The CNES and ISRO will be uniting their expertise in fields of space Medicine, astronaut health monitoring, life support, radiation protection, space debris protection and personal hygiene systems.
The mission would make India one of the four countries in the world after United States, China, and Russia to launch a manned space flight.
India and France recently announced a working group for Indian Space Research Organisation’s (ISRO) first operated space mission Gaganyaan.
The announcement was made at Bengaluru Space Expo by The National Centre for Space Studies (CNES) President Jean-Yves Le Gall.
Gall said, the CNES and ISRO will be uniting their expertise in fields of space medicine, astronaut health monitoring, life support, radiation protection, space debris protection and personal hygiene systems.

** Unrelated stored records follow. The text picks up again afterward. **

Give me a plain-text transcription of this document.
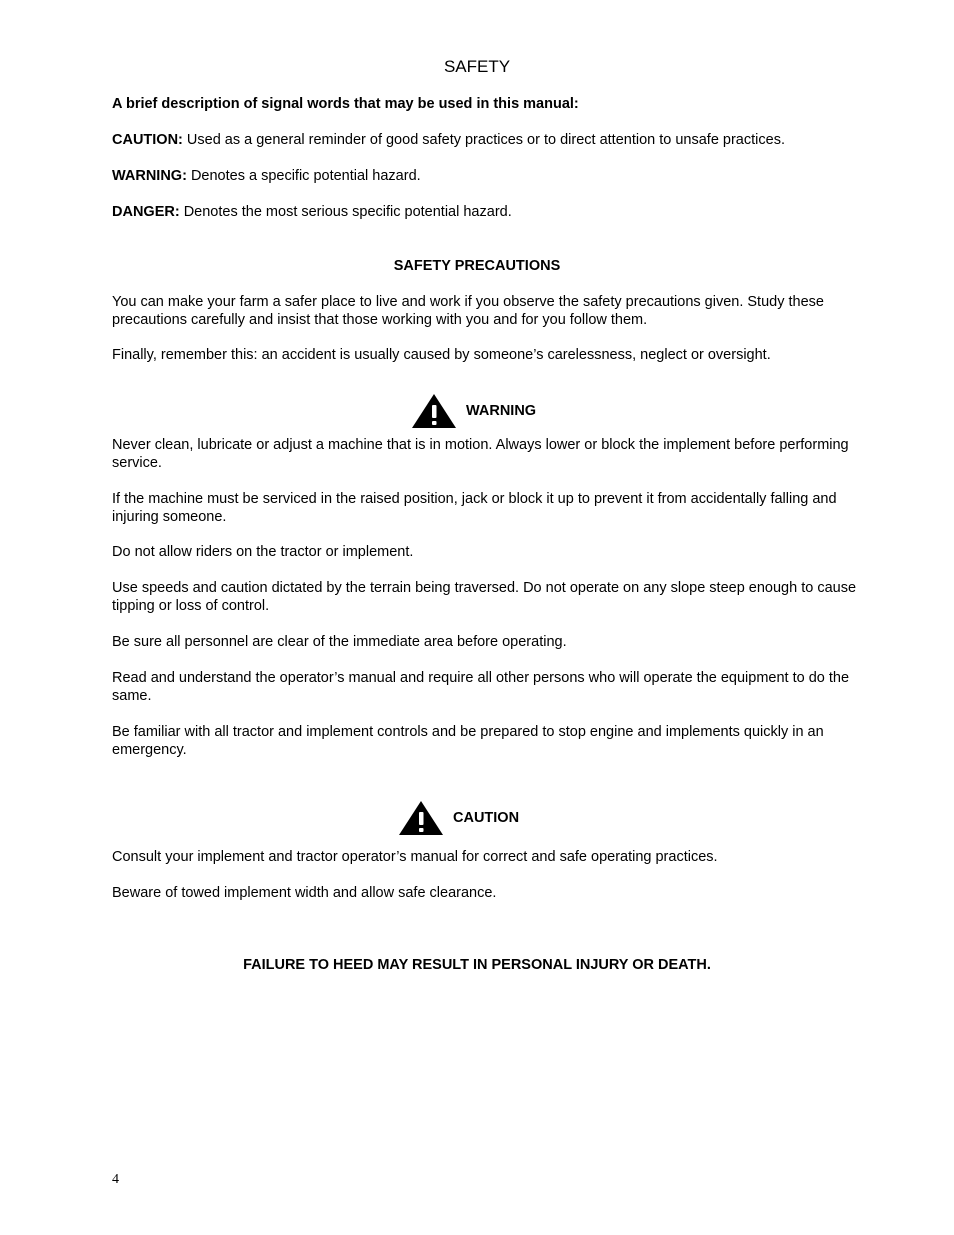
SAFETY

A brief description of signal words that may be used in this manual:

CAUTION: Used as a general reminder of good safety practices or to direct attention to unsafe practices.

WARNING: Denotes a specific potential hazard.

DANGER: Denotes the most serious specific potential hazard.

SAFETY PRECAUTIONS

You can make your farm a safer place to live and work if you observe the safety precautions given. Study these precautions carefully and insist that those working with you and for you follow them.

Finally, remember this: an accident is usually caused by someone’s carelessness, neglect or oversight.

WARNING

Never clean, lubricate or adjust a machine that is in motion. Always lower or block the implement before performing service.

If the machine must be serviced in the raised position, jack or block it up to prevent it from accidentally falling and injuring someone.

Do not allow riders on the tractor or implement.

Use speeds and caution dictated by the terrain being traversed. Do not operate on any slope steep enough to cause tipping or loss of control.

Be sure all personnel are clear of the immediate area before operating.

Read and understand the operator’s manual and require all other persons who will operate the equipment to do the same.

Be familiar with all tractor and implement controls and be prepared to stop engine and implements quickly in an emergency.

CAUTION

Consult your implement and tractor operator’s manual for correct and safe operating practices.

Beware of towed implement width and allow safe clearance.

FAILURE TO HEED MAY RESULT IN PERSONAL INJURY OR DEATH.

4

“CNES is especially proud to be working on this endeavour alongside ISRO to share the experience it has acquired from the first French human space flights to Thomas Pesquet’s Proxima mission, and to improve our own expertise by learning from ISRO’s innovative developments in the field of crew transport,” CNES President added.
The mission would make India one of the four countries in the world after United States, China, and Russia to launch a manned space flight.
The ISRO’s future plans include the development of Unified Launch Vehicle, Small Satellite Launch Vehicle, development of a reusable launch vehicle, human spaceflight, controlled soft lunar landing, interplanetary probes, and a solar spacecraft mission.
As of April 2018, CNES has the second largest national budget – €2.334 billion – of all the world’s civilian space programs, after only NASA.